Ahead of the 2013–14 season, Conroy signed a new deal with the club. He scored seven goals as Dundee won promotion to the Scottish Premiership by winning the 2013–14 Scottish Championship, but he was released by the club in June 2014, having been among players expected to leave in the summer.

===Raith Rovers===
On 10 July 2014, Conroy signed with Raith Rovers. At the time of his release from Dundee, Raith Rovers confirmed their interest in signing Conroy.

He scored on his debut, against Forfar Athletic on 2 August 2014, in a 4–2 win in the Scottish Challenge Cup. His first league goal came seven days later on 9 August 2014, in the opening game of the season, in a 3–1 win over Dumbarton, followed up his second goal, in a 1–0 win over Alloa Athletic in his second appearance. Following his good display, Manager Grant Murray believed Conroy could be a key player for the club.

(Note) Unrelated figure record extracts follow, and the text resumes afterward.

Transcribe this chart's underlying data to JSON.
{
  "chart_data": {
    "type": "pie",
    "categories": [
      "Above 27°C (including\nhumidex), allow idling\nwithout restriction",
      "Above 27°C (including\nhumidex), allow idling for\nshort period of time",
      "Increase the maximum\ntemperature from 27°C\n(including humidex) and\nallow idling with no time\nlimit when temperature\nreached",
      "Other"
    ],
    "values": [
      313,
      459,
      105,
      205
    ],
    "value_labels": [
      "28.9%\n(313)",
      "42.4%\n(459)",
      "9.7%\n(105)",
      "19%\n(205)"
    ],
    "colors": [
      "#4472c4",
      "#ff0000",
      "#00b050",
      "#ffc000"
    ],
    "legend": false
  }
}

===Queen of the South (Second spell)===
On 28 May 2015 it was announced that Conroy had signed for Queen of the South. He scored on his second debut for the club against Stranraer in the Challenge Cup, and followed that up with another goal on his second appearance against Annan Athletic in the Scottish League Cup.

===Airdrieonians===
Conroy joined Scottish League One side Airdrieonians in July 2016, signing a two-year deal with the club. At the end of the 2018–19 season, he was among a group of players made available for transfer by the club, and on 3 July 2019, he left Airdrieonians after agreeing a mutual termination of his contract. Following his departure, Conroy criticised the club for making the list of available players public.

===Peterhead===
In August 2019, Conroy signed for Peterhead until the end of the season.

==Career statistics==

| Club | Season | League |  |  | Cup |  | League Cup |  | Other^{[A]} |  | Total |  |
| Division | Apps | Goals | Apps | Goals | Apps | Goals | Apps | Goals | Apps | Goals |
| Celtic | 2005–06 | Scottish Premier League | 0 | 0 | 0 | 0 | 0 | 0 | 0 | 0 | 0 | 0 |
| 2006–07 | Scottish Premier League | 0 | 0 | 0 | 0 | 0 | 0 | 0 | 0 | 0 | 0 |
| 2007–08 | Scottish Premier League | 2 | 0 | 0 | 0 | 0 | 0 | 0 | 0 | 2 | 0 |
| 2008–09 | Scottish Premier League | 0 | 0 | 1 | 0 | 0 | 0 | 0 | 0 | 1 | 0 |
| 2009–10 | Scottish Premier League | 0 | 0 | 0 | 0 | 0 | 0 | 0 | 0 | 0 | 0 |
| 2010–11 | Scottish Premier League | 0 | 0 | 0 | 0 | 0 | 0 | 0 | 0 | 0 | 0 |
| Total |  | 2 | 0 | 1 | 0 | 0 | 0 | 0 | 0 | 3 | 0 |
| Partick Thistle (loan) | 2009–10 | Scottish First Division | 15 | 0 | 0 | 0 | 0 | 0 | 0 | 0 | 15 | 0 |
| Queen of the South (loan) | 2010–11 | Scottish First Division | 11 | 3 | 0 | 0 | 1 | 0 | 2 | 0 | 14 | 3 |
| Dundee | 2011–12 | Scottish First Division | 35 | 11 | 3 | 1 | 2 | 0 | 2 | 0 | 42 | 12 |
| 2012–13 | Scottish Premier League | 33 | 6 | 3 | 1 | 2 | 0 | 0 | 0 | 38 | 7 |
| 2013–14 | Scottish Championship | 32 | 7 | 1 | 0 | 2 | 0 | 3 | 0 | 38 | 7 |
| Total |  | 100 | 24 | 7 | 2 | 6 | 0 | 5 | 0 | 118 | 26 |
| Raith Rovers | 2014–15 | Scottish Championship | 35 | 6 | 4 | 2 | 2 | 1 | 1 | 0 | 42 | 9 |
| Queen of the South | 2015–16 | Scottish Championship | 28 | 0 | 0 | 0 | 2 | 1 | 2 | 1 | 32 | 2 |
| Airdrieonians | 2016–17 | Scottish League One | 34 | 3 | 1 | 0 | 3 | 0 | 4 | 1 | 42 | 4 |
| 2017–18 | Scottish League One | 23 | 6 | 1 | 0 | 4 | 0 | 1 | 0 | 29 | 6 |
| 2018–19 | Scottish League One | 28 | 3 | 0 | 0 | 4 | 1 | 2 | 1 | 34 | 5 |
| Total |  | 85 | 12 | 2 | 0 | 11 | 1 | 7 | 2 | 105 | 15 |
| Peterhead | 2019–20 | Scottish League One | 22 | 2 | 1 | 0 | 0 | 0 | 1 | 0 | 24 | 2 |
| 2020–21 | Scottish League One | 15 | 0 | 1 | 0 | 4 | 0 | 0 | 0 | 20 | 0 |
| 2021–22 | Scottish League One | 11 | 1 | 0 | 0 | 4 | 0 | 2 | 0 | 17 | 1 |
| Total |  | 48 | 3 | 2 | 0 | 8 | 0 | 3 | 0 | 61 | 3 |
| Career total |  |  | 324 | 48 | 16 | 4 | 30 | 3 | 20 | 3 | 390 | 58 |

==International career==
Conroy was part of the Scotland under 19 squad that made it to the final of the 2006 European Championships played in Poland. Conroy played in the last four of Scotland's five games and scored the opener in the group phase win against Turkey. He was also included in the Scotland under–20 squad that played in the 2007 FIFA U-20 World Cup.